Practice in the areas of reviews, accountability going up the chain of command, secondary inputs, and paths of recourse for the subordinate is uneven at best but most often non-existent.

Then in those places where we serve as solo practitioners, there are very few sets of standards for the disciplining of misbehaving and abusive parishioners. What do you do with the mean, crazy bullies? Most of the time you have to make integrity-crushing decisions to placate and accommodate the bullies - we have to be good politicians and (frankly) manipulate the situation to accomplish anything.

You're right Jennifer, the church really isn't that safe for clergy. But, I also remember Jesus' advice: wise as serpents, innocent as doves. It's impossible to keep that wisdom and innocence in balance. I'm also not sure that ours is a safe vocation, just generally.

BUT, if all of the above is true and we are aware of these inherent challenges, aren't we obliged to take better care of each other as colleagues? Wouldn't caring better for on another, make each of us more capable of contending with the 'real' challenges of our vocation?

No answers, and maybe just a long-winded 'amen'. Anyway, I'm feeling you, sister.

Anonymous said...

I have so many things I could say right now that I can't think of anything to say. All my own hurt and anger is comin' back out, and I say amen, amen, and amen!

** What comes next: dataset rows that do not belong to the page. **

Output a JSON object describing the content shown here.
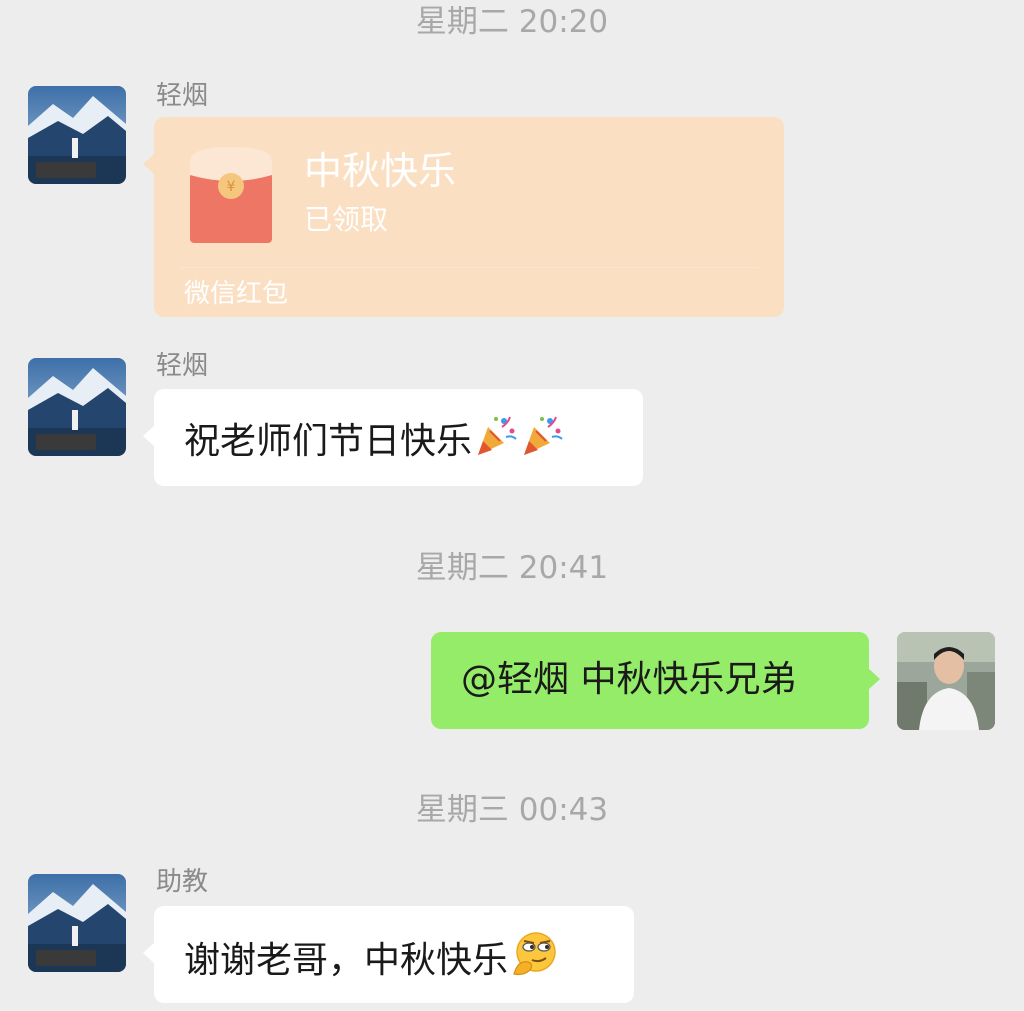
{
  "timestamps": {
    "t1": "星期二 20:20",
    "t2": "星期二 20:41",
    "t3": "星期三 00:43"
  },
  "messages": [
    {
      "sender": "轻烟",
      "type": "red_packet",
      "red_packet": {
        "title": "中秋快乐",
        "status": "已领取",
        "footer": "微信红包"
      }
    },
    {
      "sender": "轻烟",
      "type": "text",
      "text": "祝老师们节日快乐",
      "emojis": [
        "party-popper-icon",
        "party-popper-icon"
      ]
    },
    {
      "sender": "me",
      "type": "text",
      "text": "@轻烟 中秋快乐兄弟"
    },
    {
      "sender": "助教",
      "type": "text",
      "text": "谢谢老哥，中秋快乐",
      "emojis": [
        "smirk-thinking-face-icon"
      ]
    }
  ],
  "colors": {
    "background": "#ededed",
    "bubble_incoming": "#ffffff",
    "bubble_outgoing": "#95ec69",
    "red_packet": "#fbdfc2",
    "timestamp_text": "#a8a8a8",
    "sender_name_text": "#8a8a8a"
  }
}
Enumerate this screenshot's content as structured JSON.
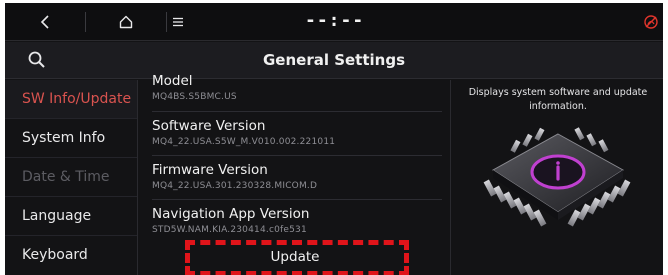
{
  "status_bar": {
    "back_icon": "back-chevron-icon",
    "home_icon": "home-icon",
    "menu_icon": "hamburger-menu-icon",
    "clock": "--:--",
    "status_icon": "no-network-icon",
    "status_color": "#e0352c"
  },
  "header": {
    "title": "General Settings",
    "search_icon": "search-icon"
  },
  "sidebar": {
    "items": [
      {
        "label": "SW Info/Update",
        "state": "active"
      },
      {
        "label": "System Info",
        "state": "normal"
      },
      {
        "label": "Date & Time",
        "state": "disabled"
      },
      {
        "label": "Language",
        "state": "normal"
      },
      {
        "label": "Keyboard",
        "state": "normal"
      }
    ]
  },
  "info_list": [
    {
      "title": "Model",
      "value": "MQ4BS.S5BMC.US"
    },
    {
      "title": "Software Version",
      "value": "MQ4_22.USA.S5W_M.V010.002.221011"
    },
    {
      "title": "Firmware Version",
      "value": "MQ4_22.USA.301.230328.MICOM.D"
    },
    {
      "title": "Navigation App Version",
      "value": "STD5W.NAM.KIA.230414.c0fe531"
    }
  ],
  "actions": {
    "update_label": "Update"
  },
  "panel": {
    "description": "Displays system software and update information.",
    "image": "chip-info-icon",
    "accent_color": "#c040d0"
  },
  "annotation": {
    "highlight_color": "#e0141a"
  }
}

Our church is NOT safe for clergy. I have said again and again that it's ungodly that clergy can lose a job, their home, their livelihood with no notice, no recompense, no severence, no appeal. It's powermongering in the worst and it makes me SOOOOO angry!

This is after a lot of therapy.

I've been told that church and clergy is like a marriage. I say that's b*llsh*t. I picked my spouse already and he's NOT a church! A job should not treat you like a bad relationship, and you know what? When a job did abuse me, I LEFT! Like anyone should in an abusive relationship.

It pisses me off in the church that we protect the abusers and punish the abused.

I would love to see MANDATORY severence (except if the clergy person abused kids or cooked puppies or something really horrible)- every single freakin' clergyperson has a decent chance to get out alive and okay.

What we do to each other is BS. Extreme BS.

Rant over. Going to bed now.

MargretH said...

Just read this post. From the lay person's perspective, we need better ways to facilitate "amicable divorces" for lack of a better term or at least an evaluation/assessment every 10 years about how things are going where people can honestly say what they think. I've been at churches where the rector just stayed on waaaayyyy to long and it was life-sucking for the congregation. Or the rector (after 25 years or more...) becomes more emperor/dictator than facilitator/leader.... it's just not healthy for any organization to have the same leadership for too long (e.g., innovation becomes challenging/impossible). You end up with the cult of personality.